Connecticut River Coordinator's Office
Northeast Region
 
Coordinator releasing portion of over 4,500 blueback herring netted and transferred to the Farmington River CT for restoration in 2010 with CTDEP. Additional 3,500 moved into the Westfield River and upstream of Holoyoke Dam in the first year of this initiative. Credit: USFWS
Coordinator releasing portion of over 4,500 blueback herring netted and transferred to the Farmington River CT for restoration in 2010 with CTDEP. Additional 3,500 moved into the Westfield River and upstream of Holyoke Dam in the first year of this initiative. Credit: USFWS

Contact Information

The U.S. Fish and Wildlife Service Fish and Wildlife Management Assistance program is made up of 64 field offices nationwide, including the Connecticut River Coordinator’s Office. The Connecticut River Coordinator’s Office is one of a dozen Management Assistance Offices in the Northeast. These offices are all involved in native and migratory fish and wildlife conservation which includes activities like coordination of diverse interests, fishery management planning, aquatic nuisance species management, assessment and monitoring of the status of the resource, public outreach and fish passage.

The Connecticut River Coordinator’s Office was established in 1967 to coordinate the cooperative, interagency, multi-state migratory fish restoration program in the Connecticut River basin. The program is guided by the Connecticut River Atlantic Salmon Commission according to a Congressional mandate.

The first attempt to restore Atlantic Salmon to the Connecticut River was in the 1860s – some 50 years after salmon were first lost from the river. The same partners were involved back then but they had fewer resources at their disposal. Despite that fact, they re-established a run, but later abandoned the program because dams on tributaries blocked fish access to spawning and nursery habitat and fishways did not work well, the river was polluted, and harvest regulations were repealed in Connecticut.

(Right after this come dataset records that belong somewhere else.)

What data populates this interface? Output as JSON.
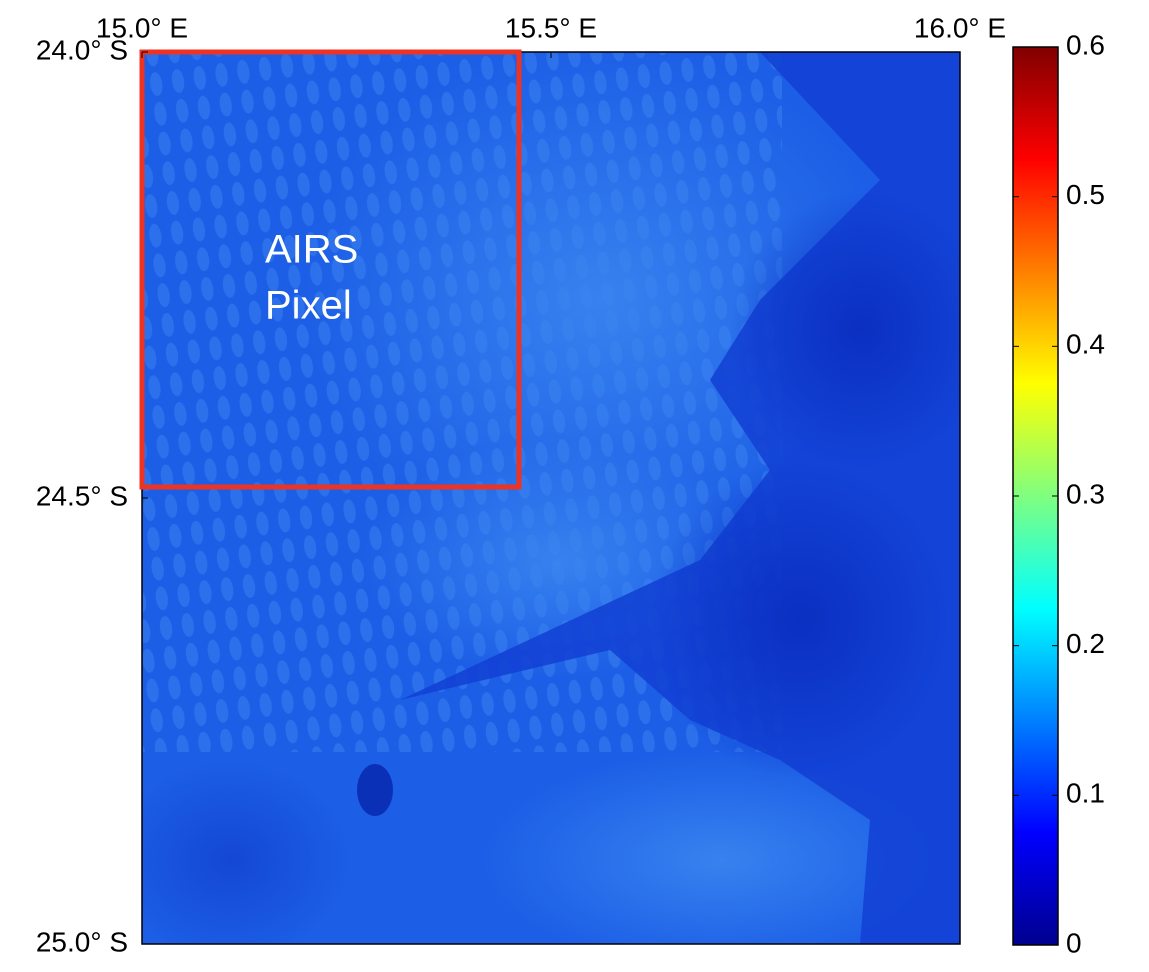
{
  "map": {
    "xlim": [
      15.0,
      16.0
    ],
    "xticks": [
      {
        "value": 15.0,
        "label": "15.0° E"
      },
      {
        "value": 15.5,
        "label": "15.5° E"
      },
      {
        "value": 16.0,
        "label": "16.0° E"
      }
    ],
    "ylim": [
      24.0,
      25.0
    ],
    "yticks": [
      {
        "value": 24.0,
        "label": "24.0° S"
      },
      {
        "value": 24.5,
        "label": "24.5° S"
      },
      {
        "value": 25.0,
        "label": "25.0° S"
      }
    ],
    "annotation": [
      "AIRS",
      "Pixel"
    ]
  },
  "colorbar": {
    "colormap": "jet",
    "lim": [
      0,
      0.6
    ],
    "ticks": [
      0,
      0.1,
      0.2,
      0.3,
      0.4,
      0.5,
      0.6
    ]
  }
}
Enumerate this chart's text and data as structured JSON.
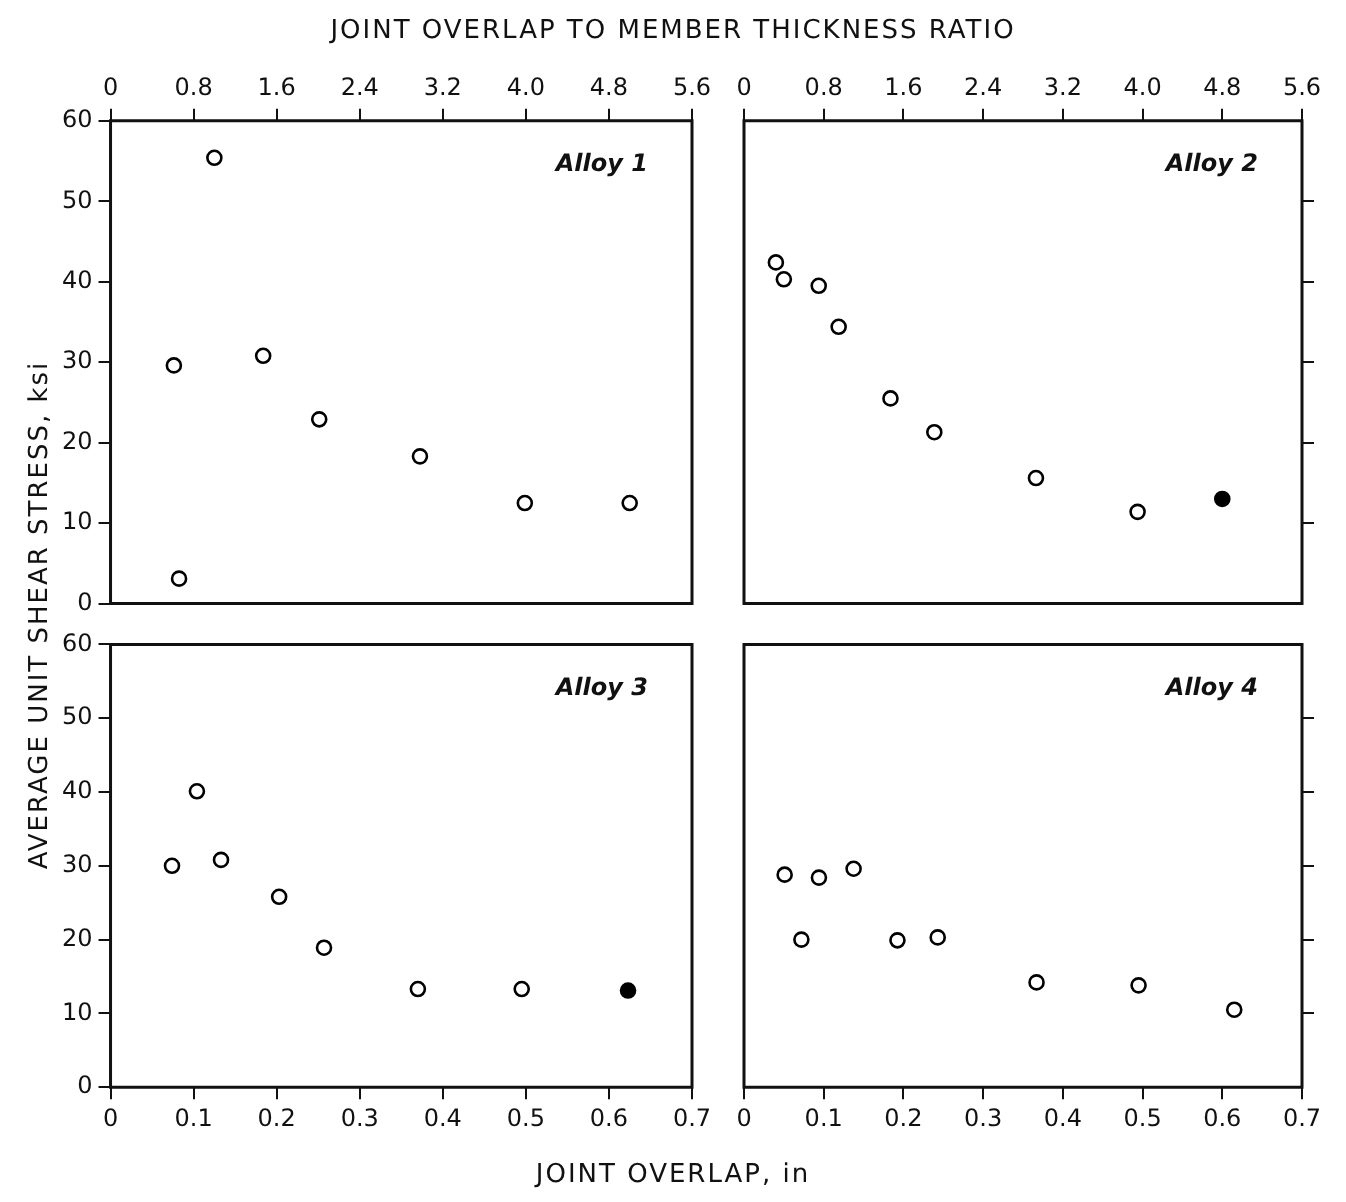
{
  "chart_data": [
    {
      "type": "scatter",
      "x2label": "JOINT OVERLAP TO MEMBER THICKNESS RATIO",
      "ylabel": "AVERAGE UNIT SHEAR STRESS,     ksi",
      "annotations": [
        "Alloy 1"
      ],
      "xlim": [
        0,
        5.6
      ],
      "xticks": [
        0,
        0.8,
        1.6,
        2.4,
        3.2,
        {
          "value": 4,
          "label": "4.0"
        },
        4.8,
        5.6
      ],
      "ylim": [
        0,
        60
      ],
      "yticks": [
        0,
        10,
        20,
        30,
        40,
        50,
        60
      ],
      "grid": false,
      "legend": false,
      "marker": "circle",
      "series": [
        {
          "color": "#000000",
          "x": [
            0.61,
            1.0,
            0.66,
            1.47,
            2.01,
            2.98,
            3.99,
            5.0
          ],
          "values": [
            29.6,
            55.4,
            3.1,
            30.8,
            22.9,
            18.3,
            12.5,
            12.5
          ]
        }
      ]
    },
    {
      "type": "scatter",
      "annotations": [
        "Alloy 2"
      ],
      "xlim": [
        0,
        5.6
      ],
      "xticks": [
        0,
        0.8,
        1.6,
        2.4,
        3.2,
        {
          "value": 4,
          "label": "4.0"
        },
        4.8,
        5.6
      ],
      "ylim": [
        0,
        60
      ],
      "yticks": [
        {
          "value": 10,
          "label": null
        },
        {
          "value": 20,
          "label": null
        },
        {
          "value": 30,
          "label": null
        },
        {
          "value": 40,
          "label": null
        },
        {
          "value": 50,
          "label": null
        }
      ],
      "tick_labels": "x",
      "grid": false,
      "legend": false,
      "marker": "circle",
      "series": [
        {
          "color": "#000000",
          "x": [
            0.32,
            0.4,
            0.75,
            0.95,
            1.47,
            1.91,
            2.93,
            3.95
          ],
          "values": [
            42.4,
            40.3,
            39.5,
            34.4,
            25.5,
            21.3,
            15.6,
            11.4
          ]
        },
        {
          "color": "#000000",
          "x": [
            4.8
          ],
          "values": [
            13.0
          ]
        }
      ]
    },
    {
      "type": "scatter",
      "xlabel": "JOINT OVERLAP, in",
      "annotations": [
        "Alloy 3"
      ],
      "xlim": [
        0,
        0.7
      ],
      "xticks": [
        0,
        0.1,
        0.2,
        0.3,
        0.4,
        0.5,
        0.6,
        0.7
      ],
      "ylim": [
        0,
        60
      ],
      "yticks": [
        0,
        10,
        20,
        30,
        40,
        50,
        60
      ],
      "grid": false,
      "legend": false,
      "marker": "circle",
      "series": [
        {
          "color": "#000000",
          "x": [
            0.074,
            0.104,
            0.133,
            0.203,
            0.257,
            0.37,
            0.495
          ],
          "values": [
            30.0,
            40.1,
            30.8,
            25.8,
            18.9,
            13.3,
            13.3
          ]
        },
        {
          "color": "#000000",
          "x": [
            0.623
          ],
          "values": [
            13.1
          ]
        }
      ]
    },
    {
      "type": "scatter",
      "annotations": [
        "Alloy 4"
      ],
      "xlim": [
        0,
        0.7
      ],
      "xticks": [
        0,
        0.1,
        0.2,
        0.3,
        0.4,
        0.5,
        0.6,
        0.7
      ],
      "ylim": [
        0,
        60
      ],
      "yticks": [
        {
          "value": 10,
          "label": null
        },
        {
          "value": 20,
          "label": null
        },
        {
          "value": 30,
          "label": null
        },
        {
          "value": 40,
          "label": null
        },
        {
          "value": 50,
          "label": null
        }
      ],
      "tick_labels": "x",
      "grid": false,
      "legend": false,
      "marker": "circle",
      "series": [
        {
          "color": "#000000",
          "x": [
            0.051,
            0.072,
            0.094,
            0.1375,
            0.1925,
            0.243,
            0.367,
            0.495,
            0.615
          ],
          "values": [
            28.8,
            20.0,
            28.4,
            29.6,
            19.9,
            20.3,
            14.2,
            13.8,
            10.5
          ]
        }
      ]
    }
  ]
}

In 1967 resource management agencies again attempted to restore salmon, working together first under a broad Statement of Intent which was later formalized into Public Law 98-138. The Connecticut River Coordinator's Office was created when U.S. Fish and Wildlife Service agreed to fund the salary of someone who would coordinate the effort and the States agreed to help with the cost of program administration.

In 2012, the U.S. Fish and Wildlife Service announced that it would no longer culture salmon for restoration efforts in the Connecticut River Basin due to low return rates and the science supporting salmon restoration. Although the Service will continue Atlantic Salmon monitoring as adult fish are expected to return through 2017, efforts will focus on other migratory fish in the basin, including American shad, American eel, river herring, and shortnose sturgeon, their habitats, and access to and from those habitats.

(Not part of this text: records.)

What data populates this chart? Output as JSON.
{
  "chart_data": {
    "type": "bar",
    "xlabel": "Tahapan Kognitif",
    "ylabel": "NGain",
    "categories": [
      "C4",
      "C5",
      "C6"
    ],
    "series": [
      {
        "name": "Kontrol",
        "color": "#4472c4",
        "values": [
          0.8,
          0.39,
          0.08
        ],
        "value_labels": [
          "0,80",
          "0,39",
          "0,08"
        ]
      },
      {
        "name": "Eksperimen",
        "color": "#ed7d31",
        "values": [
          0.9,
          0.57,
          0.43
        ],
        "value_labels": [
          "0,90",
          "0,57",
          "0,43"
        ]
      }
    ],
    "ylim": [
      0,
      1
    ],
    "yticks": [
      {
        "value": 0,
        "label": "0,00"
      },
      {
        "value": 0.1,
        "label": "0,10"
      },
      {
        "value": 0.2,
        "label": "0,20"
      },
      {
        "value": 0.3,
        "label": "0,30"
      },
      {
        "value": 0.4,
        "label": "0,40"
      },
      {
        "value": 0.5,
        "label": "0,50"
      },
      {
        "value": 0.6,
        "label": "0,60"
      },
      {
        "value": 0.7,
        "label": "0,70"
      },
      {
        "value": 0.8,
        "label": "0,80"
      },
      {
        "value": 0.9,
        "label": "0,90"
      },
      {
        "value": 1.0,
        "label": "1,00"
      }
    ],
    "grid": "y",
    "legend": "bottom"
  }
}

The Connecticut River Coordinator's Office addresses the mission of restoring migratory fish to the Connecticut River by providing effective coordination, information management, technical assistance and advocacy:

  • As Executive Assistant to the Connecticut River Atlantic Salmon Commission, the Coordinator serves as a liaison for the seven cooperating State and Federal resource management agencies, three major utility companies, dam owners, and a variety of other interested organizations and people. The role is designed to facilitate cooperative, basin-wide program administration, meetings and effective decision-making for a variety of migratory fish.

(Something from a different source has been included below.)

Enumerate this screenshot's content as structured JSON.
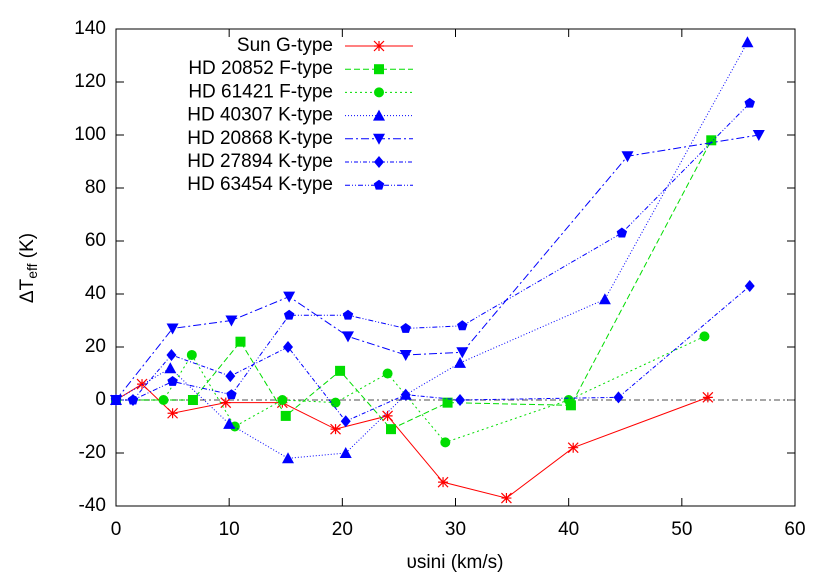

  • Scientific data and historic records are maintained and reported to cooperators and the public through reports, Web site and the Fish Returns Hotline.

  • Funding and expertise is provided to assist with habitat restoration and aquatic nuisance species management.

The efforts of the Coordinator's Office have contributed to (1) reintroduction of the once extirpated Atlantic salmon, (2) the continuing restoration of American shad and herring to much of their historic range, (3) the restoration of habitat accessibility through fishway construction and dam removal, (4) the fishing success of basin anglers who use the Fish Returns Hotline, and (5) the education of countless young stewards throughout the watershed.